Quote:You forgot to add that SLT cameras also suffer from this. It is an atribute of the phase detect AF systems.




They're a subset of DSLRs. Any camera that has a separate AF sensor is potentially affected, but it seems the SLTs, without the moving mirror, are less prone to these problems.
User_Removed 4 4.6k 1 Scotland
19 Jan 2013 7:31PM

Quote:You forgot to add that SLT cameras also suffer from this. It is an atribute of the phase detect AF systems.



They're a subset of DSLRs.

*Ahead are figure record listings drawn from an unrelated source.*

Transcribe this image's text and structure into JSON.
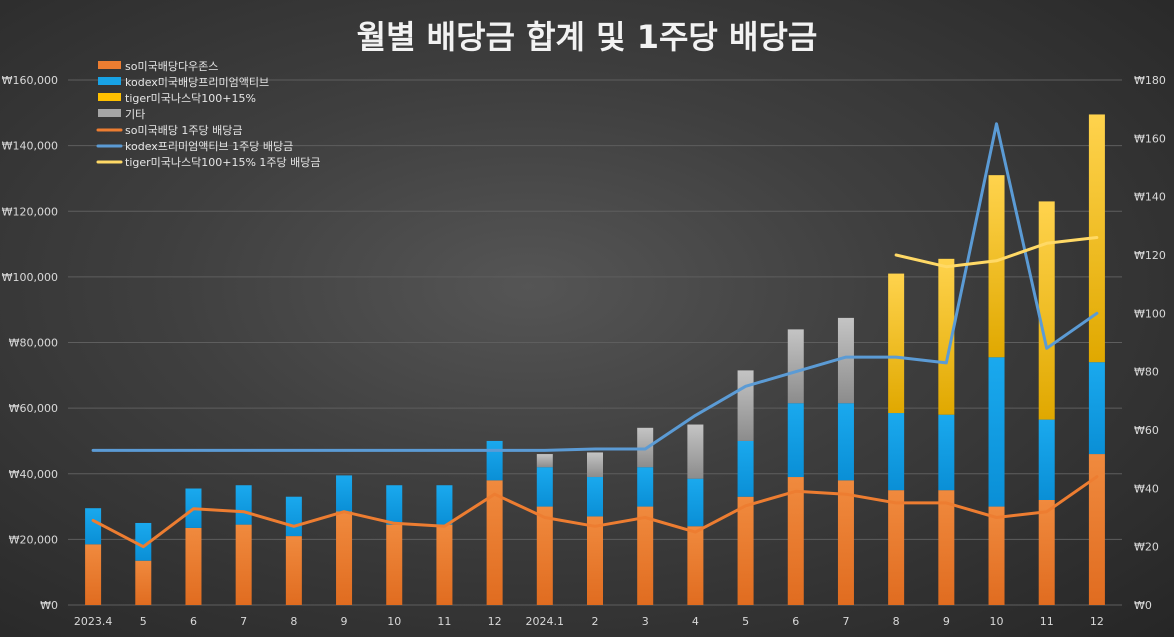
{
  "chart_data": {
    "type": "bar",
    "title": "월별 배당금 합계 및 1주당 배당금",
    "categories": [
      "2023.4",
      "5",
      "6",
      "7",
      "8",
      "9",
      "10",
      "11",
      "12",
      "2024.1",
      "2",
      "3",
      "4",
      "5",
      "6",
      "7",
      "8",
      "9",
      "10",
      "11",
      "12"
    ],
    "y_left": {
      "range": [
        0,
        160000
      ],
      "ticks": [
        0,
        20000,
        40000,
        60000,
        80000,
        100000,
        120000,
        140000,
        160000
      ],
      "tick_labels": [
        "₩0",
        "₩20,000",
        "₩40,000",
        "₩60,000",
        "₩80,000",
        "₩100,000",
        "₩120,000",
        "₩140,000",
        "₩160,000"
      ]
    },
    "y_right": {
      "range": [
        0,
        180
      ],
      "ticks": [
        0,
        20,
        40,
        60,
        80,
        100,
        120,
        140,
        160,
        180
      ],
      "tick_labels": [
        "₩0",
        "₩20",
        "₩40",
        "₩60",
        "₩80",
        "₩100",
        "₩120",
        "₩140",
        "₩160",
        "₩180"
      ]
    },
    "grid": true,
    "legend_position": "top-left",
    "bar_series": [
      {
        "name": "so미국배당다우존스",
        "color": "#ed7d31",
        "values": [
          18500,
          13500,
          23500,
          24500,
          21000,
          28500,
          24500,
          24500,
          38000,
          30000,
          27000,
          30000,
          24000,
          33000,
          39000,
          38000,
          35000,
          35000,
          30000,
          32000,
          46000
        ]
      },
      {
        "name": "kodex미국배당프리미엄액티브",
        "color": "#18a3e6",
        "values": [
          11000,
          11500,
          12000,
          12000,
          12000,
          11000,
          12000,
          12000,
          12000,
          12000,
          12000,
          12000,
          14500,
          17000,
          22500,
          23500,
          23500,
          23000,
          45500,
          24500,
          28000
        ]
      },
      {
        "name": "tiger미국나스닥100+15%",
        "color": "#ffc000",
        "values": [
          0,
          0,
          0,
          0,
          0,
          0,
          0,
          0,
          0,
          0,
          0,
          0,
          0,
          0,
          0,
          0,
          42500,
          47500,
          55500,
          66500,
          75500
        ]
      },
      {
        "name": "기타",
        "color": "#a6a6a6",
        "values": [
          0,
          0,
          0,
          0,
          0,
          0,
          0,
          0,
          0,
          4000,
          7500,
          12000,
          16500,
          21500,
          22500,
          26000,
          0,
          0,
          0,
          0,
          0
        ]
      }
    ],
    "line_series": [
      {
        "name": "so미국배당 1주당 배당금",
        "color": "#ed7d31",
        "axis": "right",
        "values": [
          29,
          20,
          33,
          32,
          27,
          32,
          28,
          27,
          38,
          30,
          27,
          30,
          25,
          34,
          39,
          38,
          35,
          35,
          30,
          32,
          44
        ]
      },
      {
        "name": "kodex프리미엄액티브 1주당 배당금",
        "color": "#5b9bd5",
        "axis": "right",
        "values": [
          53,
          53,
          53,
          53,
          53,
          53,
          53,
          53,
          53,
          53,
          53.5,
          53.5,
          65,
          75,
          80,
          85,
          85,
          83,
          165,
          88,
          100
        ]
      },
      {
        "name": "tiger미국나스닥100+15% 1주당 배당금",
        "color": "#ffd966",
        "axis": "right",
        "values": [
          null,
          null,
          null,
          null,
          null,
          null,
          null,
          null,
          null,
          null,
          null,
          null,
          null,
          null,
          null,
          null,
          120,
          116,
          118,
          124,
          126
        ]
      }
    ]
  }
}
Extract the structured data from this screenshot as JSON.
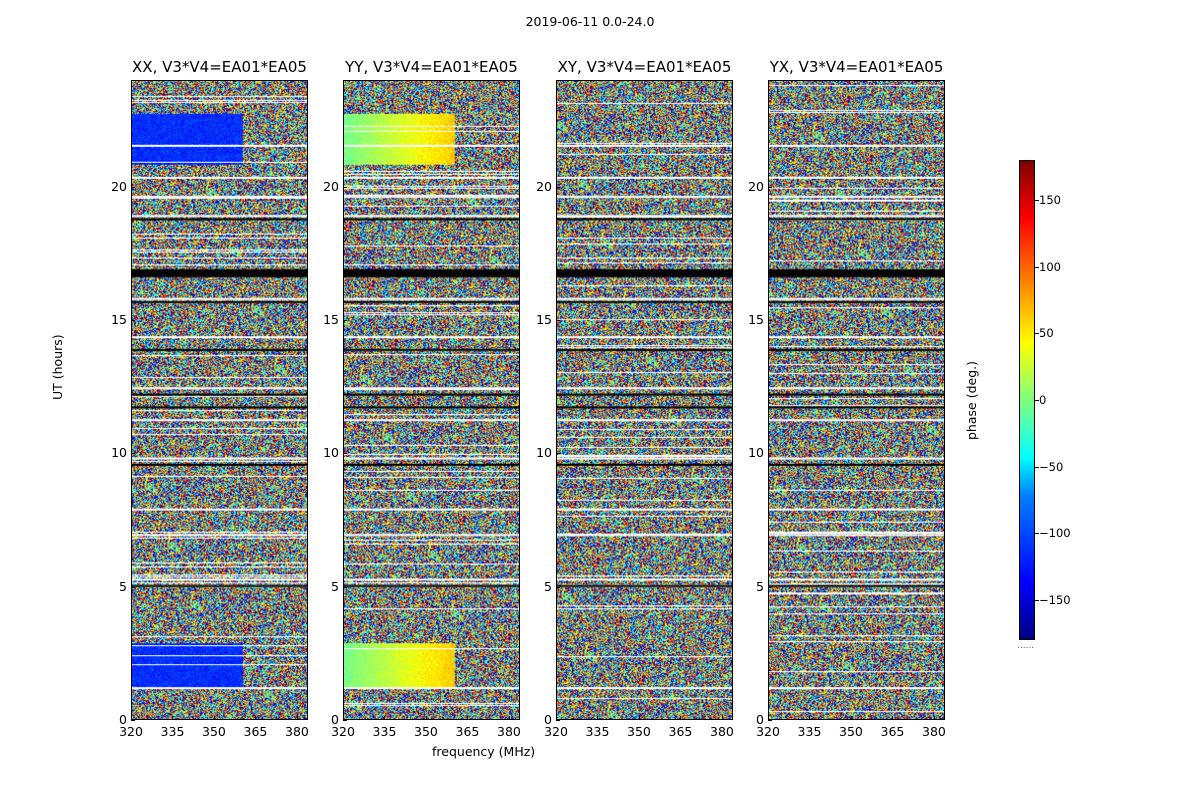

Any camera that has a separate AF sensor is potentially affected, but it seems the SLTs, without the moving mirror, are less prone to these problems.



There really is nothing new there.

Even with old-style film SLRs. the camera needed to be manufactured to tolerances that ensured that the image focussed, via the mirror and pentaprism on to the ground glass viewfinder screen equated to the image focussed on to the film plane.
Steppenwolf 3 971
20 Jan 2013 12:58PM

Quote:
There really is nothing new there.

Even with old-style film SLRs. the camera needed to be manufactured to tolerances that ensured that the image focussed, via the mirror and pentaprism on to the ground glass viewfinder screen equated to the image focussed on to the film plane.



Yes but the tolerances are much smaller with digital technology. It's much easier to see that something is out of focus with digital, because you can zoom in on it and see what's actually in the pixels, so people become more fussy. The resolution is also higher now with digital technology. The other obvious difference is that, with film, there was the problem that the film itself introduced focus errors because it was not necessarily flat - not to the kind of tolerances that people want nowadays anyway.